3X is an open-source software tool to ease the burden of conducting computational experiments and managing data analytics. 3X provides a standard yet configurable structure to execute a wide variety of experiments in a systematic way, avoiding repeated creation of ad-hoc scripts and directory hierarchies. 3X organizes the code, inputs, and outputs for an experiment. The tool submits arbitrary numbers of computational runs to a variety of different compute platforms, and supervises their execution. It records the returning results, and lets the experimenter immediately visualize the data in a variety of ways. Aggregated result data shown by the tool can be drilled down to individual runs, and further runs of the experiment can be driven interactively. Our ultimate goal is to make 3X a “smart assistant” that runs experiments and analyzes results semi-automatically, so experimenters and analysts can focus their time on deeper analysis. Two features toward this end are under development: visualization recommendations and automatic selection of promising runs.

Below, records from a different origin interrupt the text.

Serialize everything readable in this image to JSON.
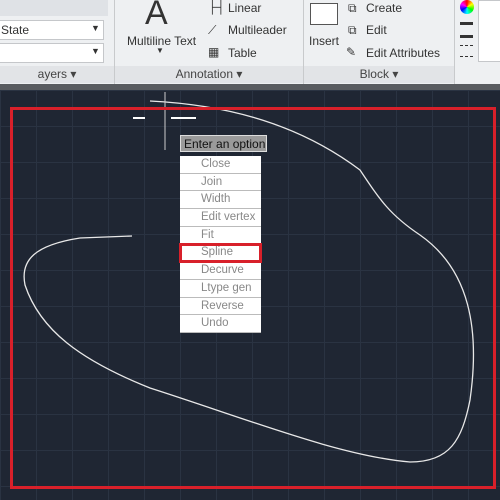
{
  "ribbon": {
    "layers": {
      "state_value": "State",
      "panel_label": "ayers"
    },
    "annotation": {
      "multiline_text": "Multiline Text",
      "linear": "Linear",
      "multileader": "Multileader",
      "table": "Table",
      "panel_label": "Annotation",
      "big_glyph": "A"
    },
    "block": {
      "insert": "Insert",
      "create": "Create",
      "edit": "Edit",
      "edit_attributes": "Edit Attributes",
      "panel_label": "Block"
    }
  },
  "menu": {
    "header": "Enter an option",
    "items": [
      "Close",
      "Join",
      "Width",
      "Edit vertex",
      "Fit",
      "Spline",
      "Decurve",
      "Ltype gen",
      "Reverse",
      "Undo"
    ],
    "highlighted": "Spline"
  },
  "colors": {
    "highlight": "#d8202a",
    "canvas": "#1f2633"
  }
}
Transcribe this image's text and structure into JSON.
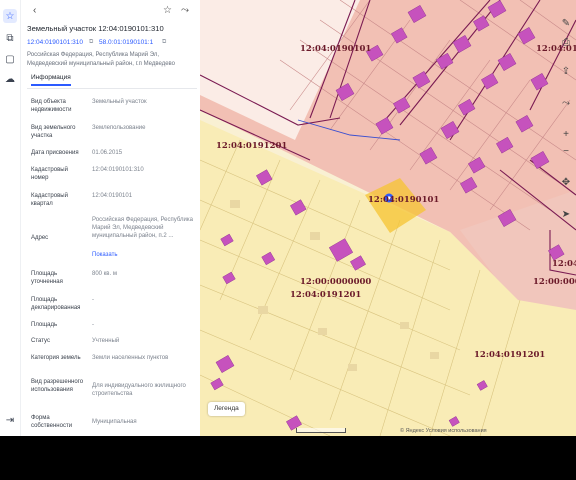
{
  "panel": {
    "title": "Земельный участок 12:04:0190101:310",
    "cadastral_id": "12:04:0190101:310",
    "secondary_id": "58.0:01:0190101:1",
    "address_line": "Российская Федерация, Республика Марий Эл, Медведевский муниципальный район, г.п Медведево",
    "tab_info": "Информация",
    "props": [
      {
        "label": "Вид объекта недвижимости",
        "value": "Земельный участок"
      },
      {
        "label": "Вид земельного участка",
        "value": "Землепользование"
      },
      {
        "label": "Дата присвоения",
        "value": "01.06.2015"
      },
      {
        "label": "Кадастровый номер",
        "value": "12:04:0190101:310"
      },
      {
        "label": "Кадастровый квартал",
        "value": "12:04:0190101"
      },
      {
        "label": "Адрес",
        "value": "Российская Федерация, Республика Марий Эл, Медведевский муниципальный район, п.2 ..."
      },
      {
        "label": "Площадь уточненная",
        "value": "800 кв. м"
      },
      {
        "label": "Площадь декларированная",
        "value": "-"
      },
      {
        "label": "Площадь",
        "value": "-"
      },
      {
        "label": "Статус",
        "value": "Учтенный"
      },
      {
        "label": "Категория земель",
        "value": "Земли населенных пунктов"
      },
      {
        "label": "Вид разрешенного использования",
        "value": "Для индивидуального жилищного строительства"
      },
      {
        "label": "Форма собственности",
        "value": "Муниципальная"
      }
    ],
    "address_more": "Показать"
  },
  "map": {
    "labels": [
      "12:04:0190101",
      "12:04:0190101",
      "12:04:0191201",
      "12:00:0000000",
      "12:04:0191201",
      "12:04:0191201",
      "12:00:0000000",
      "12:04:0191201",
      "12:04:0190101"
    ],
    "legend_button": "Легенда",
    "attribution": "© Яндекс  Условия использования"
  },
  "icons": {
    "rail": [
      "star-icon",
      "layers-icon",
      "square-icon",
      "cloud-icon",
      "logout-icon"
    ],
    "map": [
      "pencil-icon",
      "print-icon",
      "upload-icon",
      "share-icon",
      "zoom-in-icon",
      "zoom-out-icon",
      "move-icon",
      "locate-icon"
    ]
  },
  "colors": {
    "accent": "#2c5bff",
    "parcel_fill": "#f9ecb6",
    "quarter_red": "#f2c0b4",
    "building": "#c652bd",
    "boundary": "#7a1b52"
  }
}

The github repository describes a system for planning and re-running experiments. The tool manages inputs and outputs and produces a factorial design on the basis of the inputs. It isn’t clear to me whether a more sophisticated design is allowed.

I attempted to run a 3x experiment over the bocado work. The idea was to run with and without tracing, at varying sizes of number of functions sampled. Installing the tool seemed fine, but getting it to work on my machine was another problem. I tried both the executable provided and building from source. Initially the problem seemed to be with the custom file-watcher the author built. An error was being thrown in the GUI script when I tried to start that up after specifying the experiment. When I tried running the experiment with `3x run`, nothing appeared to happen. After some fiddling and starting again from scratch, I was able to get something running, although it didn’t look like my program was running, nor did the GUI appeared to work. There was limited debug information, so after a while I just gave up. The documentation for this tool includes screen shots of the GUI, which makes me think it works somewhere.

I would definitely be interested in using this tool in conjunction with some of our tools. I noticed in one of the issue comments that there appears to be another, similar tool called Sumatra, which I will check out in the future.

Of interest to us is the last statement on the Stanford page, stating that the goal of 3x is for it to operate “semi-automatically.” It promises development of “visualization recommendations and automatic selection of promising runs”. I am interested in seeing if/how that pans out.